Most of the automakers in Japan follow a just-in-time/sequence process for deliveries of components, systems and modules. Under this system, automakers receive parts according to their production schedules, saving them from building up inventory. After the devastating earthquake and subsequent tsunami in 2011, however, Japanese automakers took steps to make the process more resilient to natural disasters, such as by maintaining supply-chain databases. However, last week's earthquakes have affected suppliers' facilities, disrupting the supply chain. Until suppliers resume deliveries, automakers cannot restart assembly operations. Yet suppliers' ability to resume production depends on several factors, including how severely the earthquakes damaged not only their plants but also those of their tier two or raw material suppliers.
*Light vehicles only (GVW >6T)
Outlook and implications
The situation remains in flux, so IHS is considering two scenarios: a base scenario and a pessimistic scenario. In the base scenario, we assume that the recovery plans at Aisin Seiki and Renesas support the resumption of vehicle plant operations in the week beginning 25 April. In this scenario, the net loss would be equivalent to 2.1 days in April, which equates to 70,000 units, of which 66,000 units would be lost by Toyota Group across 15 plants. Toyota would need to add approximately three additional working days until June to recover the lost volumes under this scenario.

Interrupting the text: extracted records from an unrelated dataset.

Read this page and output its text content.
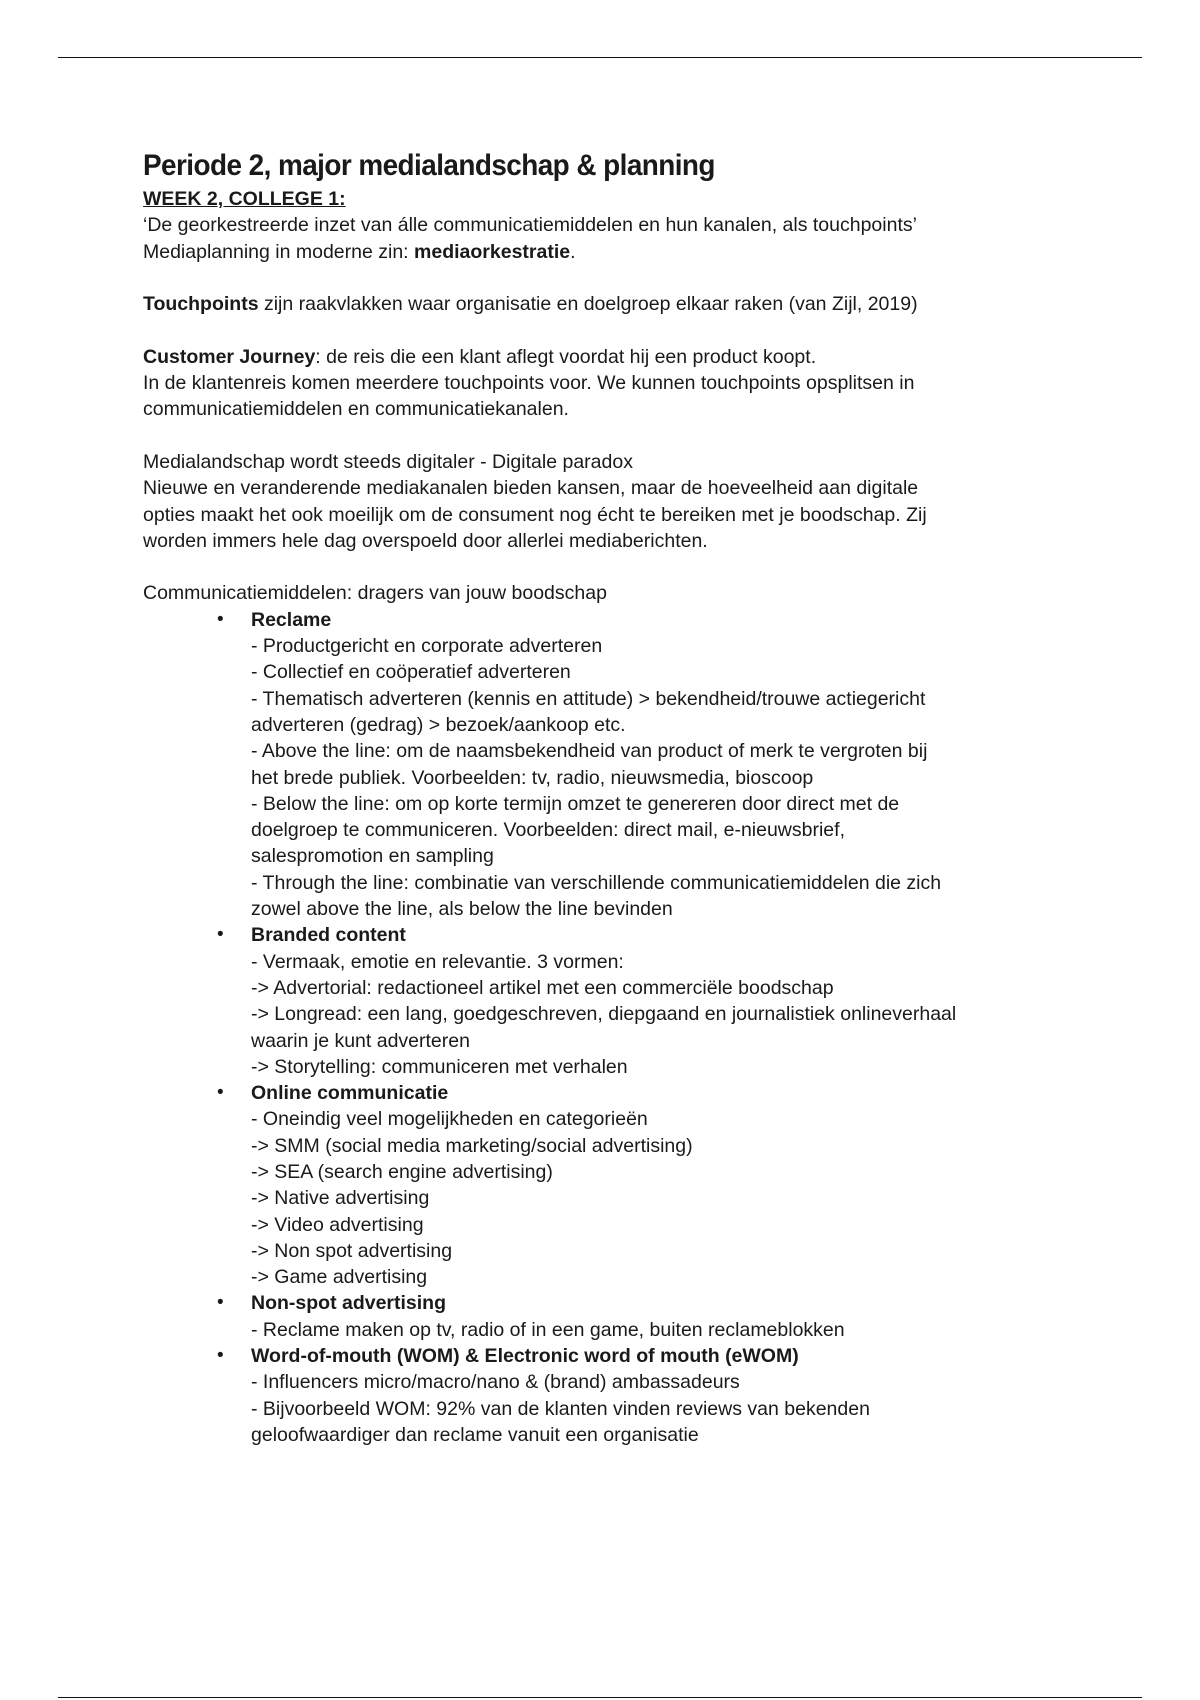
Periode 2, major medialandschap & planning

WEEK 2, COLLEGE 1:

‘De georkestreerde inzet van álle communicatiemiddelen en hun kanalen, als touchpoints’

Mediaplanning in moderne zin: mediaorkestratie.

Touchpoints zijn raakvlakken waar organisatie en doelgroep elkaar raken (van Zijl, 2019)

Customer Journey: de reis die een klant aflegt voordat hij een product koopt.

In de klantenreis komen meerdere touchpoints voor. We kunnen touchpoints opsplitsen in

communicatiemiddelen en communicatiekanalen.

Medialandschap wordt steeds digitaler - Digitale paradox

Nieuwe en veranderende mediakanalen bieden kansen, maar de hoeveelheid aan digitale

opties maakt het ook moeilijk om de consument nog écht te bereiken met je boodschap. Zij

worden immers hele dag overspoeld door allerlei mediaberichten.

Communicatiemiddelen: dragers van jouw boodschap

• Reclame
- Productgericht en corporate adverteren
- Collectief en coöperatief adverteren
- Thematisch adverteren (kennis en attitude) > bekendheid/trouwe actiegericht
adverteren (gedrag) > bezoek/aankoop etc.
- Above the line: om de naamsbekendheid van product of merk te vergroten bij
het brede publiek. Voorbeelden: tv, radio, nieuwsmedia, bioscoop
- Below the line: om op korte termijn omzet te genereren door direct met de
doelgroep te communiceren. Voorbeelden: direct mail, e-nieuwsbrief,
salespromotion en sampling
- Through the line: combinatie van verschillende communicatiemiddelen die zich
zowel above the line, als below the line bevinden
• Branded content
- Vermaak, emotie en relevantie. 3 vormen:
-> Advertorial: redactioneel artikel met een commerciële boodschap
-> Longread: een lang, goedgeschreven, diepgaand en journalistiek onlineverhaal
waarin je kunt adverteren
-> Storytelling: communiceren met verhalen
• Online communicatie
- Oneindig veel mogelijkheden en categorieën
-> SMM (social media marketing/social advertising)
-> SEA (search engine advertising)
-> Native advertising
-> Video advertising
-> Non spot advertising
-> Game advertising
• Non-spot advertising
- Reclame maken op tv, radio of in een game, buiten reclameblokken
• Word-of-mouth (WOM) & Electronic word of mouth (eWOM)
- Influencers micro/macro/nano & (brand) ambassadeurs
- Bijvoorbeeld WOM: 92% van de klanten vinden reviews van bekenden
geloofwaardiger dan reclame vanuit een organisatie
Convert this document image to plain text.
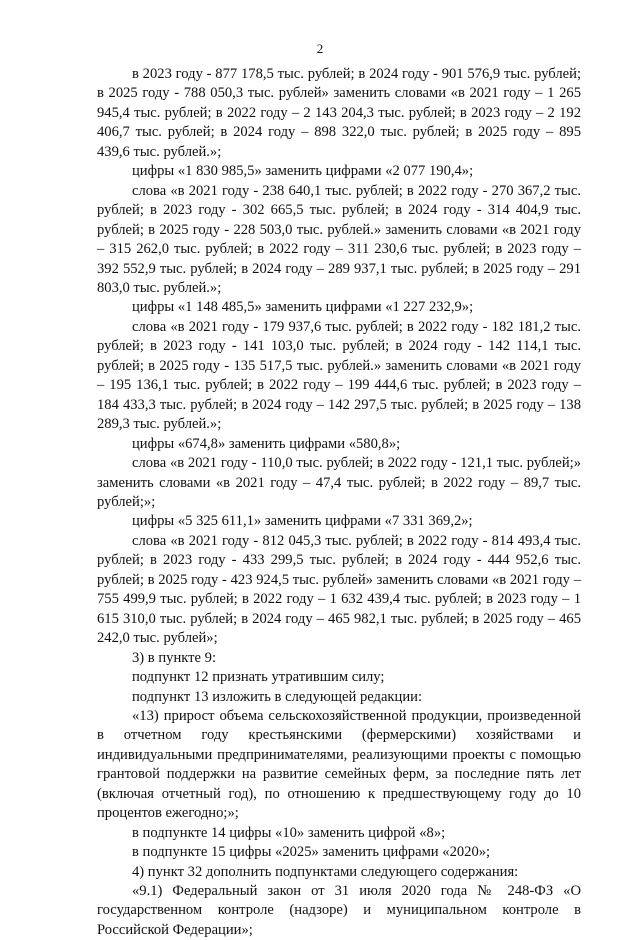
2

в 2023 году - 877 178,5 тыс. рублей; в 2024 году - 901 576,9 тыс. рублей; в 2025 году - 788 050,3 тыс. рублей» заменить словами «в 2021 году – 1 265 945,4 тыс. рублей; в 2022 году – 2 143 204,3 тыс. рублей; в 2023 году – 2 192 406,7 тыс. рублей; в 2024 году – 898 322,0 тыс. рублей; в 2025 году – 895 439,6 тыс. рублей.»;

цифры «1 830 985,5» заменить цифрами «2 077 190,4»;

слова «в 2021 году - 238 640,1 тыс. рублей; в 2022 году - 270 367,2 тыс. рублей; в 2023 году - 302 665,5 тыс. рублей; в 2024 году - 314 404,9 тыс. рублей; в 2025 году - 228 503,0 тыс. рублей.» заменить словами «в 2021 году – 315 262,0 тыс. рублей; в 2022 году – 311 230,6 тыс. рублей; в 2023 году – 392 552,9 тыс. рублей; в 2024 году – 289 937,1 тыс. рублей; в 2025 году – 291 803,0 тыс. рублей.»;

цифры «1 148 485,5» заменить цифрами «1 227 232,9»;

слова «в 2021 году - 179 937,6 тыс. рублей; в 2022 году - 182 181,2 тыс. рублей; в 2023 году - 141 103,0 тыс. рублей; в 2024 году - 142 114,1 тыс. рублей; в 2025 году - 135 517,5 тыс. рублей.» заменить словами «в 2021 году – 195 136,1 тыс. рублей; в 2022 году – 199 444,6 тыс. рублей; в 2023 году – 184 433,3 тыс. рублей; в 2024 году – 142 297,5 тыс. рублей; в 2025 году – 138 289,3 тыс. рублей.»;

цифры «674,8» заменить цифрами «580,8»;

слова «в 2021 году - 110,0 тыс. рублей; в 2022 году - 121,1 тыс. рублей;» заменить словами «в 2021 году – 47,4 тыс. рублей; в 2022 году – 89,7 тыс. рублей;»;

цифры «5 325 611,1» заменить цифрами «7 331 369,2»;

слова «в 2021 году - 812 045,3 тыс. рублей; в 2022 году - 814 493,4 тыс. рублей; в 2023 году - 433 299,5 тыс. рублей; в 2024 году - 444 952,6 тыс. рублей; в 2025 году - 423 924,5 тыс. рублей» заменить словами «в 2021 году – 755 499,9 тыс. рублей; в 2022 году – 1 632 439,4 тыс. рублей; в 2023 году – 1 615 310,0 тыс. рублей; в 2024 году – 465 982,1 тыс. рублей; в 2025 году – 465 242,0 тыс. рублей»;

3) в пункте 9:

подпункт 12 признать утратившим силу;

подпункт 13 изложить в следующей редакции:

«13) прирост объема сельскохозяйственной продукции, произведенной в отчетном году крестьянскими (фермерскими) хозяйствами и индивидуальными предпринимателями, реализующими проекты с помощью грантовой поддержки на развитие семейных ферм, за последние пять лет (включая отчетный год), по отношению к предшествующему году до 10 процентов ежегодно;»;

в подпункте 14 цифры «10» заменить цифрой «8»;

в подпункте 15 цифры «2025» заменить цифрами «2020»;

4) пункт 32 дополнить подпунктами следующего содержания:

«9.1) Федеральный закон от 31 июля 2020 года № 248-ФЗ «О государственном контроле (надзоре) и муниципальном контроле в Российской Федерации»;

In the pessimistic scenario, we see the impact on the supply chain running deeper and affecting Toyota plants until the end of the month. In this scenario the net loss could rise to 127,000 units for the group and Toyota would need to operate additional working days through to August to recover. Even in the pessimistic scenario, we expect supply restrictions to be cleared by the third quarter of 2016, enabling domestic sales to grow comfortably in the fourth quarter of 2016 before the consumption tax increase in the first quarter of 2017. Fortunately, there has been no tsunami following these latest earthquakes, so replacement of damaged vehicles will have less of an impact compared with the 2011 earthquake.